Bulgaria began overall reform of its antiquated health system, inherited from the communist era, only in 1999. In the 1990s, private medical practices expanded somewhat, but most Bulgarians relied on communist-era public clinics while paying high prices for special care. During that period, national health indicators generally worsened as economic crises substantially decreased health funding.
The subsequent health reform program has introduced mandatory employee health insurance through the National Health Insurance Fund (NHIF), which since 2000 has paid a gradually increasing portion of primary health care costs. Employees and employers pay an increasing, mandatory percentage of salaries, with the goal of gradually reducing state support of health care. Private health insurance plays only a supplementary role. The system also has been decentralized by making municipalities responsible for their own health care facilities, and by 2005 most primary care came from private physicians. Pharmaceutical distribution also was decentralized. According to the survey conducted by the Euro health consumer index in 2015 Bulgaria was among the European countries in which unofficial payments to doctors were reported most commonly.

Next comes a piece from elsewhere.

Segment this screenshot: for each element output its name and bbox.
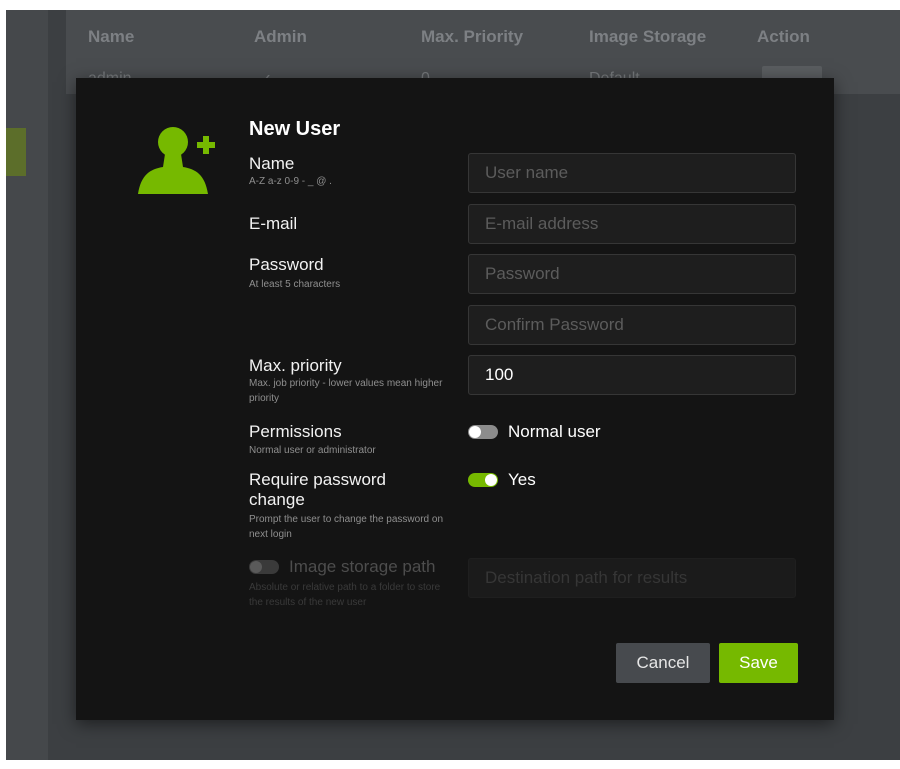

In the early 2000s, the hospital system was reduced substantially to limit reliance on hospitals for routine care. Anticipated membership in the European Union (2007) was a major motivation for this trend. Between 2002 and 2003, the number of hospital beds was reduced by 56 percent to 24,300. However, the pace of reduction slowed in the early 2000s; in 2004 some 258 hospitals were in operation, compared with the estimated optimal number of 140. Between 2002 and 2004, health care expenditures in the national budget increased from 3.8 percent to 4.3 percent, with the NHIF accounting for more than 60 percent of annual expenditures.
In the 1990s, the quality of medical research and training decreased seriously because of low funding. In the early 2000s, the emphasis of medical and paramedical training, which was conducted in five medical schools, was preparation of primary-care personnel to overcome shortages resulting from the communist system’s long-term emphasis on training specialists. Experts considered that Bulgaria had an adequate supply of doctors but a shortage of other medical personnel. In 2000 Bulgaria had 3.4 doctors, 3.9 nurses, and 0.5 midwives per 1,000 population.